7. Keine Hülsenbildung trotz gesunder Pflanzen
Wenn Ihre Sojabohnenpflanzen gesund aussehen, aber keine oder nur wenige Hülsen bilden, liegt oft ein Umweltproblem zugrunde. Sojabohnen benötigen viel Wärme, Sonne (mindestens 8 Stunden täglich) und ausreichend Abstand.
Lösung: Sorgen Sie für offene, sonnige Standorte und dünnen Sie bei Bedarf die Pflanzen aus. Überprüfen Sie zudem den Bodentest: Ein falscher pH-Wert (zu sauer oder alkalisch) sowie ein Ungleichgewicht bei Nährstoffen (insbesondere zu viel Stickstoff, zu wenig Phosphor und Kalium) hemmen die Hülsenbildung. Ergänzen Sie Phosphor und Kalium, vermeiden Sie zusätzlichen Stickstoff.
8. Leere Hülsen
Leere Hülsen sind in der Regel ein Zeichen, dass die Pflanzen noch nicht erntereif sind. Sojabohnen brauchen eine längere Hitze- und Sonnenscheindauer, um die Hülsen zu füllen.
Hinweis: Geduld ist hier wichtig – oft braucht es eine weitere heiße Woche. Bei kühlerem Wetter verlängert sich der Reifeprozess um bis zu einen Monat. Prüfen Sie auch hier den Boden auf Nährstoff- oder pH-Ungleichgewichte.
9. Abfallende Hülsen
Wenn Ihre Sojabohnen Hülsen vor der Reife verlieren, sind die Pflanzen wahrscheinlich gestresst durch Über- oder Unterbewässerung, extreme Temperaturen oder falsche Pflege. Leichte Verluste sind normal, bei starkem Abwurf sollten Sie handeln.

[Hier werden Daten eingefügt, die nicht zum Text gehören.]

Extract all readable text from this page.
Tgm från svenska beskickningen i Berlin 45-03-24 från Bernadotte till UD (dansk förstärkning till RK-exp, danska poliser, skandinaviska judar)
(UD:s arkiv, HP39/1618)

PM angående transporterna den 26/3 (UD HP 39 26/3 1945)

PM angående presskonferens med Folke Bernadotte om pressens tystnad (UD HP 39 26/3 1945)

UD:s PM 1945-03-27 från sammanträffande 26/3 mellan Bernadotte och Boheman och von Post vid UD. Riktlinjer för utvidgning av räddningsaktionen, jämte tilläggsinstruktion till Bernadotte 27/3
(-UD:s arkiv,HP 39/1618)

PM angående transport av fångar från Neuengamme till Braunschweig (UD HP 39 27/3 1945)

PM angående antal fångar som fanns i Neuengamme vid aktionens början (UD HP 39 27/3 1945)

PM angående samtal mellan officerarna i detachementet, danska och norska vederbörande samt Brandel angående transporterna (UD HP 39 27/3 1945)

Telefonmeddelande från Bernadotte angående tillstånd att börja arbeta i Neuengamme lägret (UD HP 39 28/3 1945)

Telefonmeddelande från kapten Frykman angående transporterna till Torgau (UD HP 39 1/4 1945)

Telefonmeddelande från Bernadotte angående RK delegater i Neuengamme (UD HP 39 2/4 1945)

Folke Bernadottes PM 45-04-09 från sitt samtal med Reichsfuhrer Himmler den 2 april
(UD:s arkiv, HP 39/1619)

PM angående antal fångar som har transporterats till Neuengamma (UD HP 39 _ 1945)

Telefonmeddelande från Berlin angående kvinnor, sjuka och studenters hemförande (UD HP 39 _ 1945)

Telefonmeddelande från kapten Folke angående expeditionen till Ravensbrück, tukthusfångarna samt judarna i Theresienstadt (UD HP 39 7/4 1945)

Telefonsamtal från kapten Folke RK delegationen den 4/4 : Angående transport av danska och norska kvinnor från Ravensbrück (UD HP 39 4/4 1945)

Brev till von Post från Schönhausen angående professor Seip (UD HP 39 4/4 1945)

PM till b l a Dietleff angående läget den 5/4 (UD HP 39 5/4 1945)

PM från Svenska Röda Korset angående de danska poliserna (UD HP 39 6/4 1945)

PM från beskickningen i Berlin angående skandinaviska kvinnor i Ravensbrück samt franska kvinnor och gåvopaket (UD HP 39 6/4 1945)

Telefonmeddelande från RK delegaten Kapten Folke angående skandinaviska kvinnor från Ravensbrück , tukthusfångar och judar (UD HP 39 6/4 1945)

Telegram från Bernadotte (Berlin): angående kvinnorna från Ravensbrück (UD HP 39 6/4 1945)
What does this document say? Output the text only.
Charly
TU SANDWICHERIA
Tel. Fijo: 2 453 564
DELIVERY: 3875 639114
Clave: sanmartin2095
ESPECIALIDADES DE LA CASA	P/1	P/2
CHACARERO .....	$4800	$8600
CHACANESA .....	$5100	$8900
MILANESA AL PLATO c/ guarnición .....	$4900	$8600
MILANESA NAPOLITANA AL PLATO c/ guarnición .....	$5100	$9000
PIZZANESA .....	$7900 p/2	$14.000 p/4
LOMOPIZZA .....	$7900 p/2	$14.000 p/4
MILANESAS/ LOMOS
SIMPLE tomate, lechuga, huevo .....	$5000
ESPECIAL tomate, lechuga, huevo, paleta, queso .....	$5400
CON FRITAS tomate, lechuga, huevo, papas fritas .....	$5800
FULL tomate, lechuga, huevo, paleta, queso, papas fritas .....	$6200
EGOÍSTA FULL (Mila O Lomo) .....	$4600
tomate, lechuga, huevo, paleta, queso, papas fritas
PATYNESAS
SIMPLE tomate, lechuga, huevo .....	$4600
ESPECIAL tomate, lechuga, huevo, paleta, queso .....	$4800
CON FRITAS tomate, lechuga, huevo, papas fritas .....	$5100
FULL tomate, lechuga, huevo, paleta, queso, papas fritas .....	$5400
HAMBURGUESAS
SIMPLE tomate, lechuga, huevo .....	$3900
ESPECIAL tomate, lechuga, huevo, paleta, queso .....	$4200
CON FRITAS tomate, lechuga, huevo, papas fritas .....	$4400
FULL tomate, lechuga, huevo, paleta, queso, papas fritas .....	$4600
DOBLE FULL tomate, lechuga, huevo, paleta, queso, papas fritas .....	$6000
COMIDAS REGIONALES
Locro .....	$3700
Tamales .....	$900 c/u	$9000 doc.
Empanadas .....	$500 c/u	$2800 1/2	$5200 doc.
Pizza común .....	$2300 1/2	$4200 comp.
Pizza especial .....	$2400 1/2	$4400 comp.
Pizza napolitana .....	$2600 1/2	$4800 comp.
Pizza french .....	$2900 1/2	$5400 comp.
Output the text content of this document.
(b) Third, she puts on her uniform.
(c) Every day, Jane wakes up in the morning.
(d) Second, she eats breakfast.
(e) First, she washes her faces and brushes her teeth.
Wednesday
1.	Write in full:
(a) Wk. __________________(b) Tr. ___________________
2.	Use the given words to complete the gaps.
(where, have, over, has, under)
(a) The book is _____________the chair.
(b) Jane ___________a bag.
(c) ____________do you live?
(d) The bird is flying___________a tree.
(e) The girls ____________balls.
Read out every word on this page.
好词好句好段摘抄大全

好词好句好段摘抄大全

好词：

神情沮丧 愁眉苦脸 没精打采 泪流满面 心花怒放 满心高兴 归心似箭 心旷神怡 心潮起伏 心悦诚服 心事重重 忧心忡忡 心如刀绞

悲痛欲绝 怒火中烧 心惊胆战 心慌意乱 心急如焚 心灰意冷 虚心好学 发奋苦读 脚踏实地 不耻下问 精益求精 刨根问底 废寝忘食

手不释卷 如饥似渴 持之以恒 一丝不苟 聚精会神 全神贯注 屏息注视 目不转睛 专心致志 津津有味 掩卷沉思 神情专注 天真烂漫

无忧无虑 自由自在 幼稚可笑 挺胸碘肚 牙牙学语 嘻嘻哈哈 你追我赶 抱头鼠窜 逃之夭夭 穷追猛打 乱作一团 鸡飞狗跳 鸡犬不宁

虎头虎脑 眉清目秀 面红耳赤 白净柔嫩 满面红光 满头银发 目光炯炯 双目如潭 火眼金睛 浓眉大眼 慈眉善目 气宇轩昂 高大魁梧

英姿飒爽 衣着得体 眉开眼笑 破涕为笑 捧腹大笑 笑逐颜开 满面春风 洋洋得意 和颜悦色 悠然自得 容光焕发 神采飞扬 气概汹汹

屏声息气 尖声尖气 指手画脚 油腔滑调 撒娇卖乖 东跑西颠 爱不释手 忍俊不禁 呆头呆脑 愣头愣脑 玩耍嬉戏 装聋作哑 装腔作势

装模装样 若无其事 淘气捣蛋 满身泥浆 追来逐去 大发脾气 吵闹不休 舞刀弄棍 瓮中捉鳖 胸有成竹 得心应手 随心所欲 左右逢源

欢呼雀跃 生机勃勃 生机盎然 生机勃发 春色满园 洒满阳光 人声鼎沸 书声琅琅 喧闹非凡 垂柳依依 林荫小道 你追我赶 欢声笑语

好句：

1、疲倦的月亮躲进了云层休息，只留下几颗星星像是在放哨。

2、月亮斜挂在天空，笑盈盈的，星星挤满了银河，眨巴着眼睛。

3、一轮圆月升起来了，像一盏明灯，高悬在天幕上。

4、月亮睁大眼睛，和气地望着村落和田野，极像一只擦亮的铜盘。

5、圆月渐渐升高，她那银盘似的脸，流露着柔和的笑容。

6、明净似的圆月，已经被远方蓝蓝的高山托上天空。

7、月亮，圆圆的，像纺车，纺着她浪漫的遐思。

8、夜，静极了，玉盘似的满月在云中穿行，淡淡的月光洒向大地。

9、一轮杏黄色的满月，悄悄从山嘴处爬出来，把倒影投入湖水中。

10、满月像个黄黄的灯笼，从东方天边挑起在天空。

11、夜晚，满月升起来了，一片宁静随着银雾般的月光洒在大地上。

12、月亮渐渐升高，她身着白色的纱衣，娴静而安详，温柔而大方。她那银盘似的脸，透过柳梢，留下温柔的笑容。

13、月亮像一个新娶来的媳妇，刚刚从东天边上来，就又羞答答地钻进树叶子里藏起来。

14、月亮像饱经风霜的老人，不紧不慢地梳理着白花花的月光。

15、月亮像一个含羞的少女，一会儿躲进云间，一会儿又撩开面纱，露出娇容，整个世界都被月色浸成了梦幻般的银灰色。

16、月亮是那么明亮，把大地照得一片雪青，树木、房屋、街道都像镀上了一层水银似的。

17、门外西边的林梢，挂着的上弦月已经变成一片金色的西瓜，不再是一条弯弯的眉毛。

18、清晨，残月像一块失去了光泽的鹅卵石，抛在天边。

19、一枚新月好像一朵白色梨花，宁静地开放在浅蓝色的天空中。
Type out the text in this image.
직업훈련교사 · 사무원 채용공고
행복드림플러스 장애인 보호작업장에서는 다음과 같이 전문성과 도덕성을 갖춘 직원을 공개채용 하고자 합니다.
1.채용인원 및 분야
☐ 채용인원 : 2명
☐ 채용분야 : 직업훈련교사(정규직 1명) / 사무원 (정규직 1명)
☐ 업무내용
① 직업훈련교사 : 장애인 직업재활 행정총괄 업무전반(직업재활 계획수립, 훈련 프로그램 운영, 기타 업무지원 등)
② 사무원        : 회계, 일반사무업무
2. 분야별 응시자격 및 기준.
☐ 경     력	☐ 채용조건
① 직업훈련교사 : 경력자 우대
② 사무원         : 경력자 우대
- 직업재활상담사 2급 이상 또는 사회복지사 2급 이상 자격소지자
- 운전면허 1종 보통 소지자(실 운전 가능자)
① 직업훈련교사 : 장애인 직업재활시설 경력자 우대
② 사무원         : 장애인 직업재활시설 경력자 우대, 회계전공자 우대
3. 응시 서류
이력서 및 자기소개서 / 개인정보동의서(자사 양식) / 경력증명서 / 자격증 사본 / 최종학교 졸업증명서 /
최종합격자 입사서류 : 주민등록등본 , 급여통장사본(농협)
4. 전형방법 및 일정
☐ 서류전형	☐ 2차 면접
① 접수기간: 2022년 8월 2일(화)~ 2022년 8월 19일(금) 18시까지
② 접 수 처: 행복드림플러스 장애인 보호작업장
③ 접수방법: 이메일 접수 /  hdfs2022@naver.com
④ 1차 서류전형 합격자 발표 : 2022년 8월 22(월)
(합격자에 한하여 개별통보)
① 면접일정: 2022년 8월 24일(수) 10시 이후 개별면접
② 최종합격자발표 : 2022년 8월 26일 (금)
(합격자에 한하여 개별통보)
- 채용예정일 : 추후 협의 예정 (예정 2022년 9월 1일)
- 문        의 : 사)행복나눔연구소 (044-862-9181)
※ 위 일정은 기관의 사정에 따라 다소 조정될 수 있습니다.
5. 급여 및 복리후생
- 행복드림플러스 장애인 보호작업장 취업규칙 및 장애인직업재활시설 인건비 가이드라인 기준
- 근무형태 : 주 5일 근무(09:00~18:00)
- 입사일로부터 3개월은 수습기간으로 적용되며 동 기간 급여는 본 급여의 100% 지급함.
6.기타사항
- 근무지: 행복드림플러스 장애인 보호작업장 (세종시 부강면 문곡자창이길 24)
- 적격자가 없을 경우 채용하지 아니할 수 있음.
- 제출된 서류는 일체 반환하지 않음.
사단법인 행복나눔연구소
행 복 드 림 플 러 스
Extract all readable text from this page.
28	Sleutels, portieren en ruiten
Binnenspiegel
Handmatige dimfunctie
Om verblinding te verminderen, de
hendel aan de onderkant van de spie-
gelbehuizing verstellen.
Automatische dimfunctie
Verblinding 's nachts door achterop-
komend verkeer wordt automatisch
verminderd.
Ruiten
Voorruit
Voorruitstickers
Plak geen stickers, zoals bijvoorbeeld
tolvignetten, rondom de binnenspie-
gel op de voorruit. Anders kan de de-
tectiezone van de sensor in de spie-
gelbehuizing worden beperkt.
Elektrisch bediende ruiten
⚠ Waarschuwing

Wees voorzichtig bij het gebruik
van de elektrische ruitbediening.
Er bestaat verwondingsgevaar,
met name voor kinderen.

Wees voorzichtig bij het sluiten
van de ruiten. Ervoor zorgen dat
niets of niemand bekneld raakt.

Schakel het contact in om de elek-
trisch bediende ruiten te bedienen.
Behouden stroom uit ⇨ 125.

Tipps: Sorgen Sie für gleichmäßige Bewässerung, vermeiden Sie Hitzeexzesse und schützen Sie die Pflanzen ggf. mit Schatten während der heißesten Tageszeit. Decken Sie die Pflanzen bei starken Regenfällen ab, um Staunässe zu verhindern.
Fazit: Gesunder Sojabohnenanbau mit gezielter Pflege
Sojabohnen sind eine wertvolle und nährstoffreiche Kultur, die mit der richtigen Pflege in Ihrem Garten oder auf Ihrem Hof hervorragend gedeiht. Die bekanntesten Probleme drehen sich um Pilzkrankheiten, Nematodenbefall und Umweltstress. Indem Sie auf Fruchtfolge, Bodenqualität und Pflanzengesundheit achten, schaffen Sie die besten Voraussetzungen für eine erfolgreiche Ernte.
Nutzen Sie unsere Tipps für die Vorbeugung und den Umgang mit typischen Sojapflanzenproblemen, damit Sie langfristig Freude und Ertrag an Ihrem Sojabohnenanbau haben.